Am Dienstag kam die Sonne heraus, Frühlingsduft lag über dem Land, und zum ersten Mal seit fünf Monaten öffnete Wachtmeister Drombusch das Revier-Fenster. Die frische Luft machte die Beamten schläfriger als üblich, und als sie erwachten, war die gute Zeit zu Ende.
Ein toter Spatz lag vor Drombuschs Monitor.
Der Wachtmeister konnte nicht erkennen, ob dem Tier der Schnabel lief, aber der Fall schien eindeutig. Er blies in seine Trillerpfeife und gab Alarm. Die Vogelgrippe hatte Tief-Ost erreicht!
Drombusch knurrte enttäuscht. Er hatte immer gehofft, dass es Bayern treffen würde oder Berlin, wo die Politiker, wie man hörte, den Vogelgrippeimpfstoff wie Kristallwodka in sich hineingekippt hatten und in Schutzräumen saßen, die so konstruiert waren, dass sie einer Vogelkotladung aus großer Höhe widerstehen konnten.
Die Instruktionen für solch einen Notfall waren eindeutig. "Ruft Bernd Maulschläger an!", befahl der Revierleiter.
Maulschläger war Tierschützer, aber er wusste auch, wie man sich vor Tieren schützte. Er brachte Schutzanzüge, eine Stickstoffkanone und seine Tochter mit.
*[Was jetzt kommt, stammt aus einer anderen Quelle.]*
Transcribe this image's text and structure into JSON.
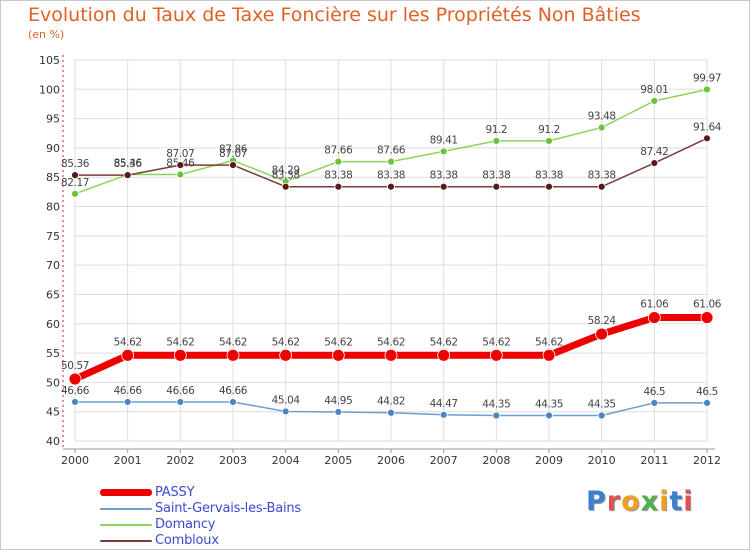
{
  "chart_data": {
    "type": "line",
    "title": "Evolution du Taux de Taxe Foncière sur les Propriétés Non Bâties",
    "ylabel": "(en %)",
    "xlabel": "",
    "categories": [
      "2000",
      "2001",
      "2002",
      "2003",
      "2004",
      "2005",
      "2006",
      "2007",
      "2008",
      "2009",
      "2010",
      "2011",
      "2012"
    ],
    "ylim": [
      40,
      105
    ],
    "yticks": [
      "40",
      "45",
      "50",
      "55",
      "60",
      "65",
      "70",
      "75",
      "80",
      "85",
      "90",
      "95",
      "100",
      "105"
    ],
    "series": [
      {
        "name": "Domancy",
        "color": "#8fd45a",
        "marker": "#6cc23a",
        "width": 1.5,
        "values": [
          82.17,
          85.46,
          85.46,
          87.86,
          84.29,
          87.66,
          87.66,
          89.41,
          91.2,
          91.2,
          93.48,
          98.01,
          99.97
        ],
        "labels": [
          "82.17",
          "85.46",
          "85.46",
          "87.86",
          "84.29",
          "87.66",
          "87.66",
          "89.41",
          "91.2",
          "91.2",
          "93.48",
          "98.01",
          "99.97"
        ]
      },
      {
        "name": "Combloux",
        "color": "#7a3a3a",
        "marker": "#5a1a1a",
        "width": 1.5,
        "values": [
          85.36,
          85.36,
          87.07,
          87.07,
          83.38,
          83.38,
          83.38,
          83.38,
          83.38,
          83.38,
          83.38,
          87.42,
          91.64
        ],
        "labels": [
          "85.36",
          "85.36",
          "87.07",
          "87.07",
          "83.38",
          "83.38",
          "83.38",
          "83.38",
          "83.38",
          "83.38",
          "83.38",
          "87.42",
          "91.64"
        ]
      },
      {
        "name": "Saint-Gervais-les-Bains",
        "color": "#6a9fcf",
        "marker": "#4a86c4",
        "width": 1.5,
        "values": [
          46.66,
          46.66,
          46.66,
          46.66,
          45.04,
          44.95,
          44.82,
          44.47,
          44.35,
          44.35,
          44.35,
          46.5,
          46.5
        ],
        "labels": [
          "46.66",
          "46.66",
          "46.66",
          "46.66",
          "45.04",
          "44.95",
          "44.82",
          "44.47",
          "44.35",
          "44.35",
          "44.35",
          "46.5",
          "46.5"
        ]
      },
      {
        "name": "PASSY",
        "color": "#ee0000",
        "marker": "#ee0000",
        "width": 7,
        "values": [
          50.57,
          54.62,
          54.62,
          54.62,
          54.62,
          54.62,
          54.62,
          54.62,
          54.62,
          54.62,
          58.24,
          61.06,
          61.06
        ],
        "labels": [
          "50.57",
          "54.62",
          "54.62",
          "54.62",
          "54.62",
          "54.62",
          "54.62",
          "54.62",
          "54.62",
          "54.62",
          "58.24",
          "61.06",
          "61.06"
        ]
      }
    ],
    "legend": [
      {
        "name": "PASSY",
        "color": "#ee0000"
      },
      {
        "name": "Saint-Gervais-les-Bains",
        "color": "#6a9fcf"
      },
      {
        "name": "Domancy",
        "color": "#8fd45a"
      },
      {
        "name": "Combloux",
        "color": "#7a3a3a"
      }
    ],
    "legend_position": "bottom-left",
    "grid": true
  },
  "logo": {
    "text": "Proxiti"
  }
}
Sabrina Maulschläger wurde von allen nur das schreckliche Mädchen genannt. Einmal hatte sie einen Fischadler unter Wasser gedrückt, um herauszufinden, wie lange er tauchen konnte. Sie hatte einen Reiher mit saurem Hering voll gestopft, bis er kotzen musste und einen kranken Bussard als Indianer herausgeputzt, den sie Häuptling gebrochene Schwinge nannte. Als ihr einfiel, dass sie Indianer nicht mochte, hatte sie ihn skalpiert. Ihr Vater hatte das Beste daraus gemacht und den Bussard als jungen Geier an den Tierpark verkauft. Wenn jemand wusste, wie man mit Vögeln fertig wurde, dann diese beiden.
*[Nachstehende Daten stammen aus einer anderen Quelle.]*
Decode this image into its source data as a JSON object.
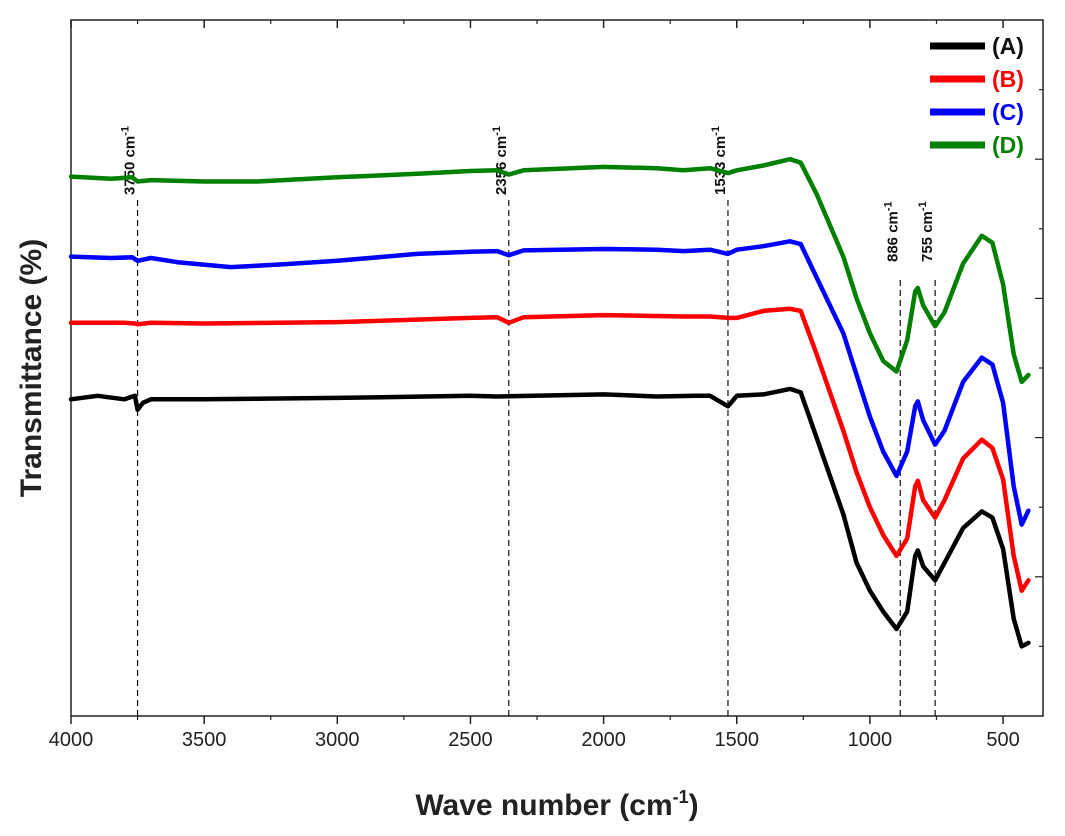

Der Tierschützer wies nach draußen, wo sein Geländewagen stand, an den eine bizarre Maschine gekoppelt war. Sie hatte oben einen riesigen Trichter, in der Mitte ein Fließband und unten einen Wasserbottich, der unter Starkstrom stand.
"Das sieht unmenschlich aus", wandte Polizeianwärter Kowalke ein.
"Ja, klar", meinte Bernd Maulschläger. "Die Maschine wurde ja auch für Vögel konstruiert."
Sie fuhren los. Wo immer ein Vogel saß, scheuchte ihn Sabrina Maulschläger hoch und ihr Vater schoss ihn mit der Stickstoffkanone ab. Aufgabe der Beamten war es, dafür zu sorgen, dass die flugunfähigen Tiere im Trichter landeten. Den Rest besorgte die Maschine. Es stank ziemlich gemein, und Kowalke tröstete sich damit, dass die grippekranken Vögel nichts riechen konnten.
"Buh! Buhuu!" rief Sabrina Maulschläger. Einmal erschreckte sie POM Schröder so sehr, dass er vor die Kanone taumelte und demobilisiert wurde. Das machte aber nichts, denn Sabrina gab ihn einen Schubs, und er fiel in den Wasserbottich, wo ihn der Starkstrom rasch wieder auftaute.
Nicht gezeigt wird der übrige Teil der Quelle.